Lindros eventually became a dominant NHL player for the Flyers, centering the Legion of Doom line with Mikael Renberg and John LeClair, and was named the Hart Trophy winner as league MVP in 1994-95. That spring, his Flyers swept the Rangers from the playoffs as New York unsuccessfully defended its first Stanley Cup in 54 years.

In 1997, when the Rangers made a dramatic playoff run featuring a reunited Mark Messier and Wayne Gretzky, Lindros’s five goal-four assist performance overshadowed both of them in the five-game conference championship series. With the series tied 1-1, a hat trick by Lindros in Game 3 was capped off by his outworking Messier -- something many considered unthinkable -- on an empty-net goal that sealed the game.

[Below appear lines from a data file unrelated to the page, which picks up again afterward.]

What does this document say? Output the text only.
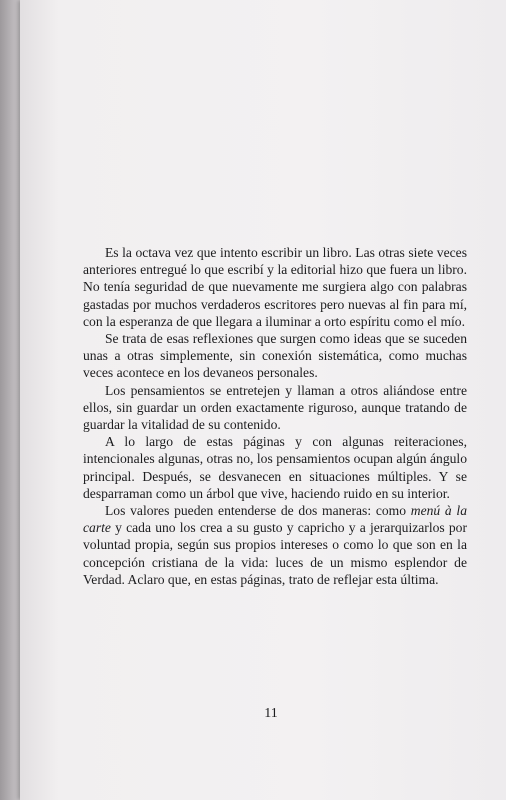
Es la octava vez que intento escribir un libro. Las otras siete veces anteriores entregué lo que escribí y la editorial hizo que fuera un libro. No tenía seguridad de que nuevamente me surgiera algo con palabras gastadas por muchos verdaderos escritores pero nuevas al fin para mí, con la esperanza de que llegara a iluminar a orto espíritu como el mío.

Se trata de esas reflexiones que surgen como ideas que se suceden unas a otras simplemente, sin conexión sistemática, como muchas veces acontece en los devaneos personales.

Los pensamientos se entretejen y llaman a otros aliándose entre ellos, sin guardar un orden exactamente riguroso, aunque tratando de guardar la vitalidad de su contenido.

A lo largo de estas páginas y con algunas reiteraciones, intencionales algunas, otras no, los pensamientos ocupan algún ángulo principal. Después, se desvanecen en situaciones múltiples. Y se desparraman como un árbol que vive, haciendo ruido en su interior.

Los valores pueden entenderse de dos maneras: como menú à la carte y cada uno los crea a su gusto y capricho y a jerarquizarlos por voluntad propia, según sus propios intereses o como lo que son en la concepción cristiana de la vida: luces de un mismo esplendor de Verdad. Aclaro que, en estas páginas, trato de reflejar esta última.

11
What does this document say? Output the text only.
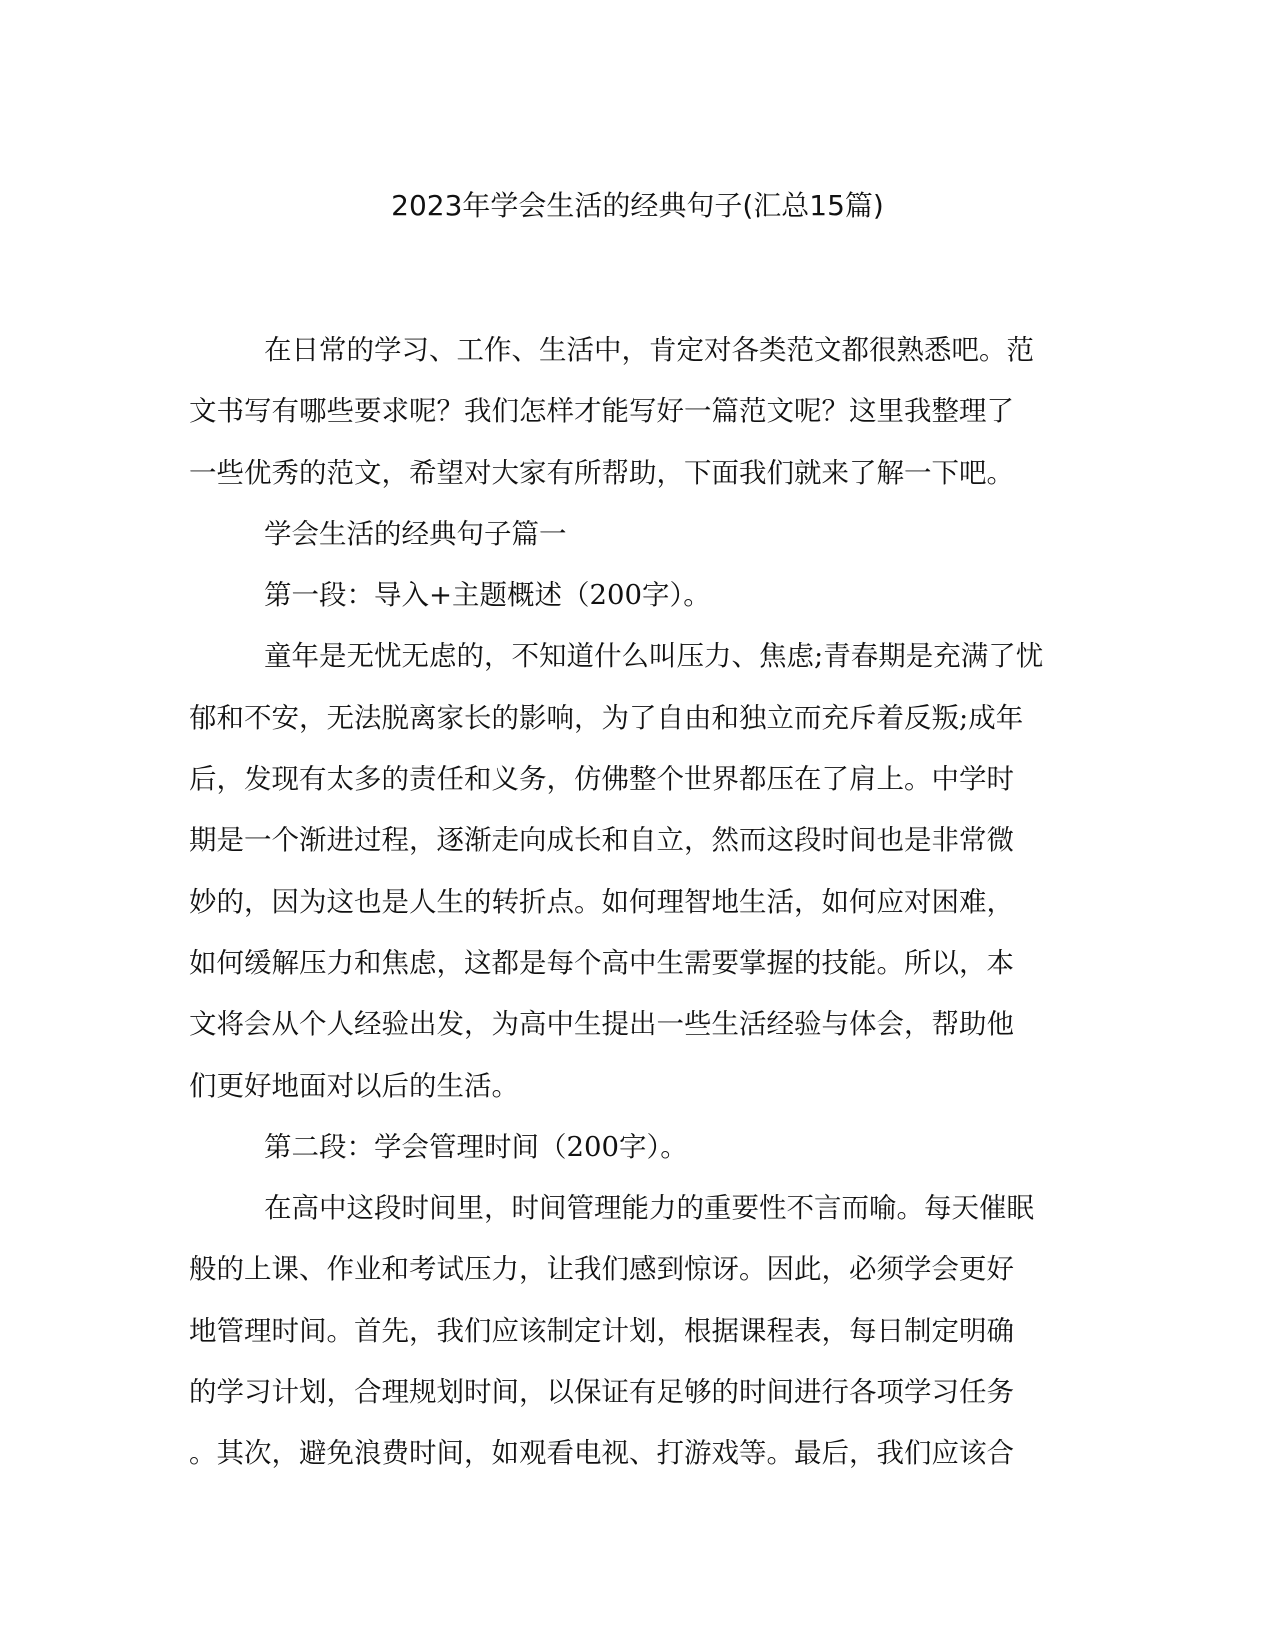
2023年学会生活的经典句子(汇总15篇)
在日常的学习、工作、生活中，肯定对各类范文都很熟悉吧。范
文书写有哪些要求呢？我们怎样才能写好一篇范文呢？这里我整理了
一些优秀的范文，希望对大家有所帮助，下面我们就来了解一下吧。
学会生活的经典句子篇一
第一段：导入+主题概述（200字）。
童年是无忧无虑的，不知道什么叫压力、焦虑;青春期是充满了忧
郁和不安，无法脱离家长的影响，为了自由和独立而充斥着反叛;成年
后，发现有太多的责任和义务，仿佛整个世界都压在了肩上。中学时
期是一个渐进过程，逐渐走向成长和自立，然而这段时间也是非常微
妙的，因为这也是人生的转折点。如何理智地生活，如何应对困难，
如何缓解压力和焦虑，这都是每个高中生需要掌握的技能。所以，本
文将会从个人经验出发，为高中生提出一些生活经验与体会，帮助他
们更好地面对以后的生活。
第二段：学会管理时间（200字）。
在高中这段时间里，时间管理能力的重要性不言而喻。每天催眠
般的上课、作业和考试压力，让我们感到惊讶。因此，必须学会更好
地管理时间。首先，我们应该制定计划，根据课程表，每日制定明确
的学习计划，合理规划时间，以保证有足够的时间进行各项学习任务
。其次，避免浪费时间，如观看电视、打游戏等。最后，我们应该合
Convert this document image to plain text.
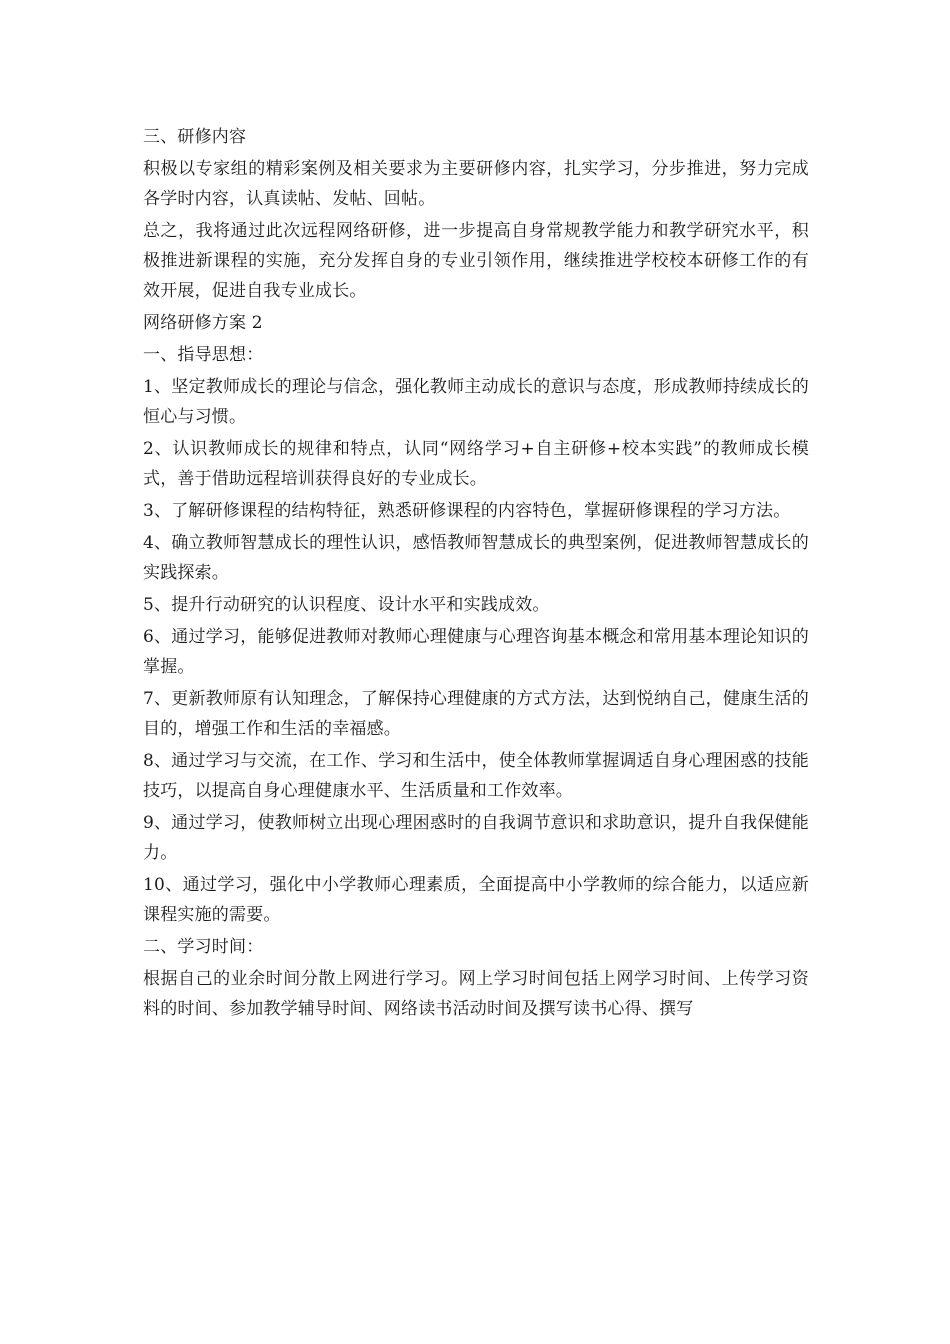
三、研修内容

积极以专家组的精彩案例及相关要求为主要研修内容，扎实学习，分步推进，努力完成各学时内容，认真读帖、发帖、回帖。

总之，我将通过此次远程网络研修，进一步提高自身常规教学能力和教学研究水平，积极推进新课程的实施，充分发挥自身的专业引领作用，继续推进学校校本研修工作的有效开展，促进自我专业成长。

网络研修方案 2

一、指导思想：

1、坚定教师成长的理论与信念，强化教师主动成长的意识与态度，形成教师持续成长的恒心与习惯。

2、认识教师成长的规律和特点，认同“网络学习+自主研修+校本实践”的教师成长模式，善于借助远程培训获得良好的专业成长。

3、了解研修课程的结构特征，熟悉研修课程的内容特色，掌握研修课程的学习方法。

4、确立教师智慧成长的理性认识，感悟教师智慧成长的典型案例，促进教师智慧成长的实践探索。

5、提升行动研究的认识程度、设计水平和实践成效。

6、通过学习，能够促进教师对教师心理健康与心理咨询基本概念和常用基本理论知识的掌握。

7、更新教师原有认知理念，了解保持心理健康的方式方法，达到悦纳自己，健康生活的目的，增强工作和生活的幸福感。

8、通过学习与交流，在工作、学习和生活中，使全体教师掌握调适自身心理困惑的技能技巧，以提高自身心理健康水平、生活质量和工作效率。

9、通过学习，使教师树立出现心理困惑时的自我调节意识和求助意识，提升自我保健能力。

10、通过学习，强化中小学教师心理素质，全面提高中小学教师的综合能力，以适应新课程实施的需要。

二、学习时间：

根据自己的业余时间分散上网进行学习。网上学习时间包括上网学习时间、上传学习资料的时间、参加教学辅导时间、网络读书活动时间及撰写读书心得、撰写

After the Flyers knocked the Rangers out of the postseason, Messier left Gretzky and the Rangers as a free agent that offseason. New York would miss the playoffs for the next seven campaigns. Then, two seasons ago, these two rival teams battled in one of the most dramatic conclusions ever to the regular schedule. Squaring off on the last day of the season, the winner would make the playoffs, the loser would be eliminated. They needed all of regulation, plus the overtime and the postgame skills competition before it was settled.

It's quite a history. The Winter Classic is only the latest installment. You can be sure that the book on the Rangers and Flyers has many more chapters yet to be written.